La Confédération Africaine des Sports Boules (CASB) a remporté une importante victoire devant le Tribunal Arbitral du Sport (TAS), mettant fin à plus d’un an de bataille judiciaire avec la Fédération Internationale de Pétanque et Jeu Provençal (FIPJP). Face aux médias ce vendredi 12 juin 2026 à Cotonou, les responsables de l’organisation ont annoncé que le TAS a annulé les décisions par lesquelles la FIPJP avait retiré à la CASB sa reconnaissance en tant que confédération continentale des sports boules en Afrique.

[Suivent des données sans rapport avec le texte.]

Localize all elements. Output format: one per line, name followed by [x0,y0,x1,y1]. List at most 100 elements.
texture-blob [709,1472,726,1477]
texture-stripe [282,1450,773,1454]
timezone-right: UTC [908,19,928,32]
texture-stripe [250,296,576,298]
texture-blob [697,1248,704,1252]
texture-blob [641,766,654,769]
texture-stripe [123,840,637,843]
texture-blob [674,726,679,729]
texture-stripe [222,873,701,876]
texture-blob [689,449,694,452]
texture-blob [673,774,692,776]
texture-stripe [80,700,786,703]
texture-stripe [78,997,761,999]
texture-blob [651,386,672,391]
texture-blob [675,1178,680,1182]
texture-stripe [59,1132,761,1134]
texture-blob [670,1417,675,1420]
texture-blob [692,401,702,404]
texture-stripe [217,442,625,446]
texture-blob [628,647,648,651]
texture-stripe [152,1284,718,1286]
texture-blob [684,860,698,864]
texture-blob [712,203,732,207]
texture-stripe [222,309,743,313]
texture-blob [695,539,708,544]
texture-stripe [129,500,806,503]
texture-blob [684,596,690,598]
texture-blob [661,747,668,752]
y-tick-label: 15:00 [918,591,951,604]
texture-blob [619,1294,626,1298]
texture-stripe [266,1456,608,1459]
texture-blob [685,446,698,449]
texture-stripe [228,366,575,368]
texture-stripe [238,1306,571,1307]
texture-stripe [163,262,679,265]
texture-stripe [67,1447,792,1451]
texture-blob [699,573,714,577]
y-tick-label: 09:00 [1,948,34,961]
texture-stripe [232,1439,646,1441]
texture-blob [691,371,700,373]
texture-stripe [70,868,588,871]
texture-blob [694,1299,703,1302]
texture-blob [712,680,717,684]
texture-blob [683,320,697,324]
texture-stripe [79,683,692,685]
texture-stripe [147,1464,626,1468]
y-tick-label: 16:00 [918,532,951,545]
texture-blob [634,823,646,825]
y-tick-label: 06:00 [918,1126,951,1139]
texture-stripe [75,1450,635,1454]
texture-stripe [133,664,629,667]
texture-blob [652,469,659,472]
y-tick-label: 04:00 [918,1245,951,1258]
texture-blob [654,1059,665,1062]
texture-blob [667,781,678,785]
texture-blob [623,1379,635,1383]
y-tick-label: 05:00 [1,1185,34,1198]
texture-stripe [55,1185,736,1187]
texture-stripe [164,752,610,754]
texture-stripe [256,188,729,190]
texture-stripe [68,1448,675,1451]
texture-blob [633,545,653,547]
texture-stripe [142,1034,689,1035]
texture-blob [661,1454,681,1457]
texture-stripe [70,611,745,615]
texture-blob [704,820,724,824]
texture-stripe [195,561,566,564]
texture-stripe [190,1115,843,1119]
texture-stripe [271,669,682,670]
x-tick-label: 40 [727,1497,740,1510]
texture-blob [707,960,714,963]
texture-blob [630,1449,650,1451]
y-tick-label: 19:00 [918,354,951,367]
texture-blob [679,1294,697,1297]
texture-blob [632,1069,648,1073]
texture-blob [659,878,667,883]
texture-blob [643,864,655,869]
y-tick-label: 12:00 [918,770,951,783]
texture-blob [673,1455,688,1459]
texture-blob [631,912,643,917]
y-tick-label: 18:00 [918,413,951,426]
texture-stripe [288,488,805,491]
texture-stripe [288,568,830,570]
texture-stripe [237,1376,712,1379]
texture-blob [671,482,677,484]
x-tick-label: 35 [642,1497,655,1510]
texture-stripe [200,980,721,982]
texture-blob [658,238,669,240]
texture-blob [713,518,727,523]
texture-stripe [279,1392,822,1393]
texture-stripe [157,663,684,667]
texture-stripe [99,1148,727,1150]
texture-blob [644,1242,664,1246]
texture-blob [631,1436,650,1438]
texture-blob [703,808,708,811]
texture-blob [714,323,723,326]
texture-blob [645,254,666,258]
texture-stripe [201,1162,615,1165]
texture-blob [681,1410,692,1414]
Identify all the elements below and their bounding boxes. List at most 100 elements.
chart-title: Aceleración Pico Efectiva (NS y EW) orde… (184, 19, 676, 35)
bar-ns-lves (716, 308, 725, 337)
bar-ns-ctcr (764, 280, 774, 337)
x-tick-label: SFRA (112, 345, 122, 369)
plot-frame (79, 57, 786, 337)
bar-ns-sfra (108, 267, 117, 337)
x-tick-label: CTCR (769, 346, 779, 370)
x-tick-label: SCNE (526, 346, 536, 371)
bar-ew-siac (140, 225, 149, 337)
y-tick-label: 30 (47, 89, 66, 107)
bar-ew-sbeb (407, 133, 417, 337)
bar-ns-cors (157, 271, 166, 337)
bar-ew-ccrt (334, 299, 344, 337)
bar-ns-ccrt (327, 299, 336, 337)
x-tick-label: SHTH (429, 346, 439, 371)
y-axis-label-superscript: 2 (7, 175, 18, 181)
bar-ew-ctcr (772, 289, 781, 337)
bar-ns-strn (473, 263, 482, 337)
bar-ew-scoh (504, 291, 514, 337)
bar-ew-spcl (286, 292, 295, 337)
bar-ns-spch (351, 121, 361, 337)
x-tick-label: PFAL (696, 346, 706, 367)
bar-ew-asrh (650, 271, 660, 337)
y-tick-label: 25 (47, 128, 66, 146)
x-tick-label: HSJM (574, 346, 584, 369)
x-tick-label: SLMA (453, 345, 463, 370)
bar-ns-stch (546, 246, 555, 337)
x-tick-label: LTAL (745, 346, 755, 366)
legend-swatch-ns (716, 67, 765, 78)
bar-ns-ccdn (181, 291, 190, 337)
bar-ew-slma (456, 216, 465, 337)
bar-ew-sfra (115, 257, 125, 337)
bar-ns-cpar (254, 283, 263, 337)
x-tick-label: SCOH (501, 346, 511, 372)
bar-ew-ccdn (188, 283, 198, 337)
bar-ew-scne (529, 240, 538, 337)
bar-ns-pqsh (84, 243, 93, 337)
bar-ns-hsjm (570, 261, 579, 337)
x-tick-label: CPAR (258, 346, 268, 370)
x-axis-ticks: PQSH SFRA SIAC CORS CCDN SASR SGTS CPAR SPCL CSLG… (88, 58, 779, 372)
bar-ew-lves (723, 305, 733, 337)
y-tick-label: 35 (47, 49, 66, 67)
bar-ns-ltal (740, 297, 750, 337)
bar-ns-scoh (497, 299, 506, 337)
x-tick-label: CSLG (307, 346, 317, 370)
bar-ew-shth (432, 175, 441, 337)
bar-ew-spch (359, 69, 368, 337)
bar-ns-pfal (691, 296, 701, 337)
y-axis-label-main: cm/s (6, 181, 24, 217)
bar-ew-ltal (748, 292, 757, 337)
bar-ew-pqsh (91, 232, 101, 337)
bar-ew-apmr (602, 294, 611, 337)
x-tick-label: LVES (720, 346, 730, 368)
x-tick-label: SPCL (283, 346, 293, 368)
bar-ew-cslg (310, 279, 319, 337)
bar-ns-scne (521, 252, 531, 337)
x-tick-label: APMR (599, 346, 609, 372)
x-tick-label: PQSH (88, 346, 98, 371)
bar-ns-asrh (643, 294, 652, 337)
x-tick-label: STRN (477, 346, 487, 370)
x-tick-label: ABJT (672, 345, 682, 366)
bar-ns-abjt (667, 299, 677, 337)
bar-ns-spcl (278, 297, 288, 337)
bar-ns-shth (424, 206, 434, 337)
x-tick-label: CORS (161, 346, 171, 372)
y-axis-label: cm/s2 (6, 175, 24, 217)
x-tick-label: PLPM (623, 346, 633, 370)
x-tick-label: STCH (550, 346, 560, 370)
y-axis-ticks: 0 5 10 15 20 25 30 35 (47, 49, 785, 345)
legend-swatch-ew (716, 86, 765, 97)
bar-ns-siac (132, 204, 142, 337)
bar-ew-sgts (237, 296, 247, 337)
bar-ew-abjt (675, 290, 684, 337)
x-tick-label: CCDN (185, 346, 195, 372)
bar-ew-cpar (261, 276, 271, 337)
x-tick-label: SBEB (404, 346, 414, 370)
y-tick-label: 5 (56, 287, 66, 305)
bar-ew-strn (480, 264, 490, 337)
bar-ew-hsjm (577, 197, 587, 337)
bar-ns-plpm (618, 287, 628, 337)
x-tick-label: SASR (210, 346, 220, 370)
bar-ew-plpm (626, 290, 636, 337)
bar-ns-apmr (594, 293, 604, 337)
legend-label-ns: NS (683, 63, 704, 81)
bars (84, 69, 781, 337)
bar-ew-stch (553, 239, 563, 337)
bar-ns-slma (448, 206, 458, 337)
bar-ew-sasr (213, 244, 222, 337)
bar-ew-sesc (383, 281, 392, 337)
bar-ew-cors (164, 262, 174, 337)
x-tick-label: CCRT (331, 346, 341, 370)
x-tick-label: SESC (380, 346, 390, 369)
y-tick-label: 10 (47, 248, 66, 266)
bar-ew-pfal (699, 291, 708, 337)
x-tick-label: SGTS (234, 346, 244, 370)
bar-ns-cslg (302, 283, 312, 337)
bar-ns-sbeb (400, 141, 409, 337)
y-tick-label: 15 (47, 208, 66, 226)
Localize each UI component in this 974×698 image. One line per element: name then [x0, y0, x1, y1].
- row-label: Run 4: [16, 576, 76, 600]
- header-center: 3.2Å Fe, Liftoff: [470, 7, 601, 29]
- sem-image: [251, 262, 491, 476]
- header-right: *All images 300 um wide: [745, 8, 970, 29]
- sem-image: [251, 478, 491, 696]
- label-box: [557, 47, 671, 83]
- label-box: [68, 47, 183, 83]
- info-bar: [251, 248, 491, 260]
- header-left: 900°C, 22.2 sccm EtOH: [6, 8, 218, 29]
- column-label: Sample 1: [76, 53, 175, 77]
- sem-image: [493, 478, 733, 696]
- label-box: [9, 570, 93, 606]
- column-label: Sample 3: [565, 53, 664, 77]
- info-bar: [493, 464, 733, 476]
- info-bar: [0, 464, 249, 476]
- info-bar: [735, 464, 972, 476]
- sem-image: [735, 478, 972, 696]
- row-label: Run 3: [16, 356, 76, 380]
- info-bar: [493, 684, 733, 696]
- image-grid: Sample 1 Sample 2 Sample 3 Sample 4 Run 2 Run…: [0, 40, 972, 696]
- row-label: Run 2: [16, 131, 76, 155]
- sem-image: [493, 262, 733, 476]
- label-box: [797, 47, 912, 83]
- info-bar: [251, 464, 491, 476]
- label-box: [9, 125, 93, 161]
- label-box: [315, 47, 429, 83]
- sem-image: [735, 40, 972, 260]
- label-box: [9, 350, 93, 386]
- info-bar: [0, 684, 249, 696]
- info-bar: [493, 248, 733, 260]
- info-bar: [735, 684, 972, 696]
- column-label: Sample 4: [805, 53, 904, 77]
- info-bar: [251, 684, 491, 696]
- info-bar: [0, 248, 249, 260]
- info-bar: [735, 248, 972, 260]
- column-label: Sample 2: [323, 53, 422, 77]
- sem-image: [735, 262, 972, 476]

Cette décision rétablit l’institution dans l’ensemble de ses droits et constitue un succès majeur pour son président, Ibrahima Idrissou. À l’origine du conflit, la décision de la FIPJP de reconnaître une nouvelle structure continentale et d’écarter la CASB, une démarche que les dirigeants africains ont toujours considérée comme contraire aux textes en vigueur. En revenant sur cette crise, le président de la CASB a rappelé que l’institution venait de traverser « une période particulièrement agitée et difficile à la suite de la décision par vidéo conférence du Comité Exécutif de la Fédération Internationale de Pétanque et Jeu Provençal (FIPJP) de lui retirer sa reconnaissance ». Il a fustigé « cette décision injuste et illégale » qui, selon lui, « a profondément affecté le fonctionnement normal de notre confédération, créé des incertitudes auprès des fédérations nationales et porté atteinte à plus de vingt années d’efforts et d’abnégations consacrés à la structuration et au rayonnement des sports boules africains ».
Saisie en mai 2025, la juridiction sportive internationale a finalement donné raison à la CASB. Le TAS a non seulement rétabli la confédération dans l’intégralité de ses prérogatives, mais a également rejeté la reconnaissance de la structure concurrente créée dans le contexte de la crise. Pour Ibrahima Idrissou, cette sentence, notifiée le 21 mai 2026 et « qui est sans appel, constitue une victoire juridique majeure pour la CASB et, au-delà, pour l’ensemble du mouvement bouliste africain ».
Pour les responsables de la CASB, cette décision constitue une victoire du droit sur l’arbitraire. Au cours de la conférence de presse, l’avocat Brice Oussou a souligné les nombreuses irrégularités relevées dans la procédure engagée par la FIPJP, notamment l’absence de base légale pour certaines décisions contestées et le non-respect des règles élémentaires de procédure.
La sentence prévoit également la prise en charge de la majeure partie des frais d’arbitrage par la FIPJP ainsi que le versement d’une indemnité à la CASB. Une décision qui renforce davantage la position défendue par l’organisation africaine tout au long de cette affaire, le président ayant confirmé que la sentence est bien « assortie de l’obligation faite à la FIPJP de rembourser à la CASB les frais onéreux liés à la procédure arbitrale ». Désormais, se réjouit-il, « la CASB retrouve dès lors, la plénitude de sa place et de ses attributions institutionnelles ainsi, les fédérations dissidentes nationales se rallieront selon leur tempérament, comme elles savent le faire depuis 2005 ».
Visiblement satisfait de l’issue du dossier, Ibrahima Idrissou a salué une décision qui réhabilite la CASB après plusieurs mois d’incertitude. Le président de l’institution a toutefois appelé à l’apaisement et au rassemblement, invitant l’ensemble des acteurs des sports boules africains à tourner la page des divisions pour se consacrer au développement de la discipline sur le continent. Il a fermement martelé ses nouvelles orientations : « Aujourd’hui, notre priorité n’est pas de prolonger une controverse juridico-politique et sportive. Notre priorité est de rassembler en apaisant les cœurs à travers une offensive diplomatique de grande envergure. Notre priorité est de consolider l’unité des fédérations africaines de sports boules. »
Avec ce verdict du TAS, Ibrahima Idrissou signe l’une des plus importantes victoires institutionnelles de l’histoire récente des sports boules africains. Un succès qui réaffirme la légitimité de la CASB et redonne à l’organisation continentale toute sa place dans la gouvernance mondiale de la discipline, le président concluant que la confédération continuera à travailler « dans un esprit de dialogue, de responsabilité et de respect des institutions sportives internationales ».